The soybean, Glycine max (L.) Merr., is one of the most economically important crops in Canadian agriculture. Canadian soybean breeders will need new sources of genes controlling early flowering and maturity to further contribute to the expansion of growing regions, particularly for Western provinces and Northern regions. The wild relative of the domesticated soybean, Glycine soja Sieb. & Zucc., has significantly more genetic diversity than G. max, and has the potential to provide novel alleles for short growing seasons that have not been explored or exploited. Studies investigating G.max/G.soja populations have previously identified QTLs related to seed weight, but the polygenic nature of seed weight requires further study.

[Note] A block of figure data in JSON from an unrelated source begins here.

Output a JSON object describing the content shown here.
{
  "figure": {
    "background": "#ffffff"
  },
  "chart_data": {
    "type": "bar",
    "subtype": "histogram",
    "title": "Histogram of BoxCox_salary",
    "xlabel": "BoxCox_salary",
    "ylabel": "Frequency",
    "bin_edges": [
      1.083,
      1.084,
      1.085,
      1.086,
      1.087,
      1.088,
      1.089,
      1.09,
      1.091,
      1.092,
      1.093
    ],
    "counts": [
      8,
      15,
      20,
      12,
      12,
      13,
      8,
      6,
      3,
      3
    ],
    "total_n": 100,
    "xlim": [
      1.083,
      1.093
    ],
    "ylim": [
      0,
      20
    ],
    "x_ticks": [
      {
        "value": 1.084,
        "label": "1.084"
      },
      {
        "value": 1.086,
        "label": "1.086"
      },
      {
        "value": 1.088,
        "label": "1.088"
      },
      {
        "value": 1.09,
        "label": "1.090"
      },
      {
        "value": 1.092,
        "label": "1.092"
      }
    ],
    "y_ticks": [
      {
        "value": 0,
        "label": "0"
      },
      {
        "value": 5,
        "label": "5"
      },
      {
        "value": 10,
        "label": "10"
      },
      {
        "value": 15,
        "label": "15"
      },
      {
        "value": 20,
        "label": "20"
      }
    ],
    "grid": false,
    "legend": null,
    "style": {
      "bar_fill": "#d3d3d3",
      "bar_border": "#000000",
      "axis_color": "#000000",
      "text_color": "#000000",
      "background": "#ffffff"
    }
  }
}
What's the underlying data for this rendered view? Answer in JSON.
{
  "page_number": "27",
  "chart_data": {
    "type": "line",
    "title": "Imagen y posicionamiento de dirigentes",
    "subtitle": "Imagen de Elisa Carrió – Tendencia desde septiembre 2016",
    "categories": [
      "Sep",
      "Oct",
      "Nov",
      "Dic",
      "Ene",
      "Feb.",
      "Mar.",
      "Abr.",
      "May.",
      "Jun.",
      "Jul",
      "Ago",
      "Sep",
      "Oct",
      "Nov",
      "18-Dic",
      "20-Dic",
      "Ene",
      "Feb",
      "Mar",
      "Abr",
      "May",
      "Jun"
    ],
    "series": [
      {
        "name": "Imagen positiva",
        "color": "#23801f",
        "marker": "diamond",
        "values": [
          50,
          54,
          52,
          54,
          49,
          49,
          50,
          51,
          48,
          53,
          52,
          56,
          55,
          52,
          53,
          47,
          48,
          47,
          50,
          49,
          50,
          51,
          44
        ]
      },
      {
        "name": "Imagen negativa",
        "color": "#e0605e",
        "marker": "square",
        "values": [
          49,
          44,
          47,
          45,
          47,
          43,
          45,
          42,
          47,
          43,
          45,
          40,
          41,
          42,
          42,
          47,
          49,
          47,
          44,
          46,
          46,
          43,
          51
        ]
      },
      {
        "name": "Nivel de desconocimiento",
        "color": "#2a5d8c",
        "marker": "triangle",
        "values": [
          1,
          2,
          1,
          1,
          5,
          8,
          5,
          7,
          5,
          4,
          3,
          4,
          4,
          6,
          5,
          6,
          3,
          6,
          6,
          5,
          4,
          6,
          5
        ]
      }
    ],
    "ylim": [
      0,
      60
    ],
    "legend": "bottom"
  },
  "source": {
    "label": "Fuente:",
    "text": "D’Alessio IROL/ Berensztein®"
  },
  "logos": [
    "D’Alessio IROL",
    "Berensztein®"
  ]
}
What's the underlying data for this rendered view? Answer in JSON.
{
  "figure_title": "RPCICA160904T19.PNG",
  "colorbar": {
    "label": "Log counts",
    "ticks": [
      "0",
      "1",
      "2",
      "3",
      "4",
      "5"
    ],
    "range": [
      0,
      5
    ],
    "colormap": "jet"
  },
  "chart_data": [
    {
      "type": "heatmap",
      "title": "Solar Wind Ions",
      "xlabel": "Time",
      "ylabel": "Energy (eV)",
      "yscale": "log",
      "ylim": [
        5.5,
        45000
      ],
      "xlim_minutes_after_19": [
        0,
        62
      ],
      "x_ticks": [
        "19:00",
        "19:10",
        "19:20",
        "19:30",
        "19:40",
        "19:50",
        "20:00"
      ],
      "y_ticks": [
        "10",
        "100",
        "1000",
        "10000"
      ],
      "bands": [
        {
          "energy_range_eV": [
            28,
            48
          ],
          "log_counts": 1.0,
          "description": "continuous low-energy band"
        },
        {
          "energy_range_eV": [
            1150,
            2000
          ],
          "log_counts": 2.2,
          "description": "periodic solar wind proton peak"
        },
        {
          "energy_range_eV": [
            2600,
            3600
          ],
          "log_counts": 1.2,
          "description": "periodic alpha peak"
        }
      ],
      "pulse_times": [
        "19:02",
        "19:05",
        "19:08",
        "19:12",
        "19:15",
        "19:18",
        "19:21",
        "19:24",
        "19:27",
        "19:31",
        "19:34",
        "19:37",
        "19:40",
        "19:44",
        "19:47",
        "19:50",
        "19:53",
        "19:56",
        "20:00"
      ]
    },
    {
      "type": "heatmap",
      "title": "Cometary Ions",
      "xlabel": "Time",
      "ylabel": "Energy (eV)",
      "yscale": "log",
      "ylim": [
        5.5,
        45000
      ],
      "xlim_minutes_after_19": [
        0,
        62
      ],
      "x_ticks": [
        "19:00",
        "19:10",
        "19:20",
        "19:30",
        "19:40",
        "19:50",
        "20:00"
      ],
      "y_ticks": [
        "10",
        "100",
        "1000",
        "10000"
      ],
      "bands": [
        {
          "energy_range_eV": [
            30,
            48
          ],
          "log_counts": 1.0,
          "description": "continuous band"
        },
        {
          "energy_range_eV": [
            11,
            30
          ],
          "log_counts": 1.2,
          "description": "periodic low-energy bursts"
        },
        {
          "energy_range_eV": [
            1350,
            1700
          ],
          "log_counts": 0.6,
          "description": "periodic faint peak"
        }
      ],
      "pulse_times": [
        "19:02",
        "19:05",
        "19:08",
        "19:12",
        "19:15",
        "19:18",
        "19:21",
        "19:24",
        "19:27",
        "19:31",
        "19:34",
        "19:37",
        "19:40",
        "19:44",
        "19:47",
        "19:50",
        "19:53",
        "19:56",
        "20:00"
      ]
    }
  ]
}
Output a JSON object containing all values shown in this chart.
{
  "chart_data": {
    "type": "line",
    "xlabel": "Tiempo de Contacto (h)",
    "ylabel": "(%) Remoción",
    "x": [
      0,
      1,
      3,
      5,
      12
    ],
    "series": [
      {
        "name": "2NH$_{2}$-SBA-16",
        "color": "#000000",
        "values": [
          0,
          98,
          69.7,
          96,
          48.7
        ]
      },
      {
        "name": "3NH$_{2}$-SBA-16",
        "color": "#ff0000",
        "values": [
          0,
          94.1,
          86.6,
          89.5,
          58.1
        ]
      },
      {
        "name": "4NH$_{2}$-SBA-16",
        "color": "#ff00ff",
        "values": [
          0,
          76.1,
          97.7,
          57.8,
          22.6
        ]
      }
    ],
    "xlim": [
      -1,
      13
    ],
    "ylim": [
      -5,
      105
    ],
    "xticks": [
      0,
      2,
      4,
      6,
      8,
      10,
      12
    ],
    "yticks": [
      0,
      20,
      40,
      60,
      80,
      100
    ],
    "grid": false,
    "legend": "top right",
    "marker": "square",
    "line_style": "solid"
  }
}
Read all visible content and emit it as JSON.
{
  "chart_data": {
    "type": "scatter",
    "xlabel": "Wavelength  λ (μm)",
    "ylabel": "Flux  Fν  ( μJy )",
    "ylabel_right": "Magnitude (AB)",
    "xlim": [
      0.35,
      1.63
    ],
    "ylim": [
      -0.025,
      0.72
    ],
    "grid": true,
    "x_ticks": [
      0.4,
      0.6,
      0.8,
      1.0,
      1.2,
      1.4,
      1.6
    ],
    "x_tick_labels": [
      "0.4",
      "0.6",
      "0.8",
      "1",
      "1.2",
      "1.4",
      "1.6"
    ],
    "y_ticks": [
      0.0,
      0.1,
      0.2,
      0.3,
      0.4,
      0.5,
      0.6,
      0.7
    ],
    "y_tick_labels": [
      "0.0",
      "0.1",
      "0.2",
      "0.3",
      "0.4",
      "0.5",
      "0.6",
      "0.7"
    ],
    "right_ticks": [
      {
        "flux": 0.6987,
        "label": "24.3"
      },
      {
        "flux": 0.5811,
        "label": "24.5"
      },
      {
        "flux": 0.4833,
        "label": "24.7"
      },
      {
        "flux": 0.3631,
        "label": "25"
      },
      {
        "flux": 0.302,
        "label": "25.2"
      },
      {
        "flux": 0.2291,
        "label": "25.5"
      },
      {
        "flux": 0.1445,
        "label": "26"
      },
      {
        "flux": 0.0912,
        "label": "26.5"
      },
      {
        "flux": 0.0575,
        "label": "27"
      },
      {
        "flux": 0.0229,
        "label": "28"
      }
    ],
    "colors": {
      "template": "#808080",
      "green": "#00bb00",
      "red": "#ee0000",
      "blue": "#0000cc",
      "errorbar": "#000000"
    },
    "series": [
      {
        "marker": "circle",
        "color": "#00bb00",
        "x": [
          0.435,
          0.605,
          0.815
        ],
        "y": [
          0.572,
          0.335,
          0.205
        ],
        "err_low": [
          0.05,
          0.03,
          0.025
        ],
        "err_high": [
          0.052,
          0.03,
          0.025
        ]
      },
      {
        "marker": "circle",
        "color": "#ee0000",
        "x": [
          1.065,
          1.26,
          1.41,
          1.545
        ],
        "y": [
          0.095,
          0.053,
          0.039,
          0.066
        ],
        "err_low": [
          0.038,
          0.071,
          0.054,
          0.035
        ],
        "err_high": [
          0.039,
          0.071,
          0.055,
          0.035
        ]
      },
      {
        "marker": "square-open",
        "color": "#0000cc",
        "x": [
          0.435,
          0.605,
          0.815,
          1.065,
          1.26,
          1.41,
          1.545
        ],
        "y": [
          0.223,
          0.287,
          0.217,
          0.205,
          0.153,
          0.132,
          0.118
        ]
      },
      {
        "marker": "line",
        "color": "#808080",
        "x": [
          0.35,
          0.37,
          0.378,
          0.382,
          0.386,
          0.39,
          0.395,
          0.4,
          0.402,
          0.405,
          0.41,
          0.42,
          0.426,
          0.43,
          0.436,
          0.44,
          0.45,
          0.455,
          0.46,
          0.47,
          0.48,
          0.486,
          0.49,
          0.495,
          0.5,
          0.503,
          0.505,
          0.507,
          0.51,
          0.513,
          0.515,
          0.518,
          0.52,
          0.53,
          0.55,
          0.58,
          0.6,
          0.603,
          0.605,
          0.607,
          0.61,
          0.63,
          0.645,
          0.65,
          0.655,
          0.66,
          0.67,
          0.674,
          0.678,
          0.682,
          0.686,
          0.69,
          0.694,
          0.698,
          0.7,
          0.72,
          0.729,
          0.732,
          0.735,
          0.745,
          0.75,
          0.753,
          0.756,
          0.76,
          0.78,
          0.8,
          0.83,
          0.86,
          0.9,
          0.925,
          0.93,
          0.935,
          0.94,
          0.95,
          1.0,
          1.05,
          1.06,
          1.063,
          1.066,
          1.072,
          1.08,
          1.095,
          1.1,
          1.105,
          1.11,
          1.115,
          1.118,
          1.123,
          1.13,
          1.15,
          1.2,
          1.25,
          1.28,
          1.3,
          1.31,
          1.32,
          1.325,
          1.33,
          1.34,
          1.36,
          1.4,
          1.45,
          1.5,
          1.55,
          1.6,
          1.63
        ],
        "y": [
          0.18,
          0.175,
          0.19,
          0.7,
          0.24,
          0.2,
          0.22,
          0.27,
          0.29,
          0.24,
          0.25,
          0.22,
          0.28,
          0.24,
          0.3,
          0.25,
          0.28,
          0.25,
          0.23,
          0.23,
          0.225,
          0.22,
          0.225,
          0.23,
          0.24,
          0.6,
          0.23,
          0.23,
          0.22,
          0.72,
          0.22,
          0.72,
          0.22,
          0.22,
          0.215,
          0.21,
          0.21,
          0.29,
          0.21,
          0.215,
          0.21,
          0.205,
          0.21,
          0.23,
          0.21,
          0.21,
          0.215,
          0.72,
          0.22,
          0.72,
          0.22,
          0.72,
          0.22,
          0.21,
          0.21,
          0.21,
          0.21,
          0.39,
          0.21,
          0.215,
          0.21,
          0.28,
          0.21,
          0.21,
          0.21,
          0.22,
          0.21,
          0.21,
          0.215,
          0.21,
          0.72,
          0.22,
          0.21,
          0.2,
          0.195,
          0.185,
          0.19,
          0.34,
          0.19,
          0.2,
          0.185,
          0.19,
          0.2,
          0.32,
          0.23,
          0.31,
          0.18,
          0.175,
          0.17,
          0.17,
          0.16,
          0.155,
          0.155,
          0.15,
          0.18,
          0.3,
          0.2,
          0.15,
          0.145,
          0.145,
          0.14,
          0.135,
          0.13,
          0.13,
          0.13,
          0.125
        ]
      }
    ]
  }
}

Identification and selection against seed dormancy related genes is essential before G. soja derived germplasm can be released. This study aims to identify novel quantitative trait loci related to time of flowering and maturity, seed weight, and seed dormancy in a G.max/G.soja recombinant inbred line population. Preliminary results suggest that lines from the population reach R7, beginning of maturity, around eleven days earlier than the domesticated parent (71 days instead of 82 days) and R8, full maturity, around ten days earlier than the domesticated parent (82 days instead of 92 days). Identification of the underlying genes and development of allele-specific markers for marker-assisted selection (MAS) will allow for an accelerated pipeline of cultivar development in short season soybean breeding programs and allow breeders to easily introgress these new sources of early maturity from G. soja.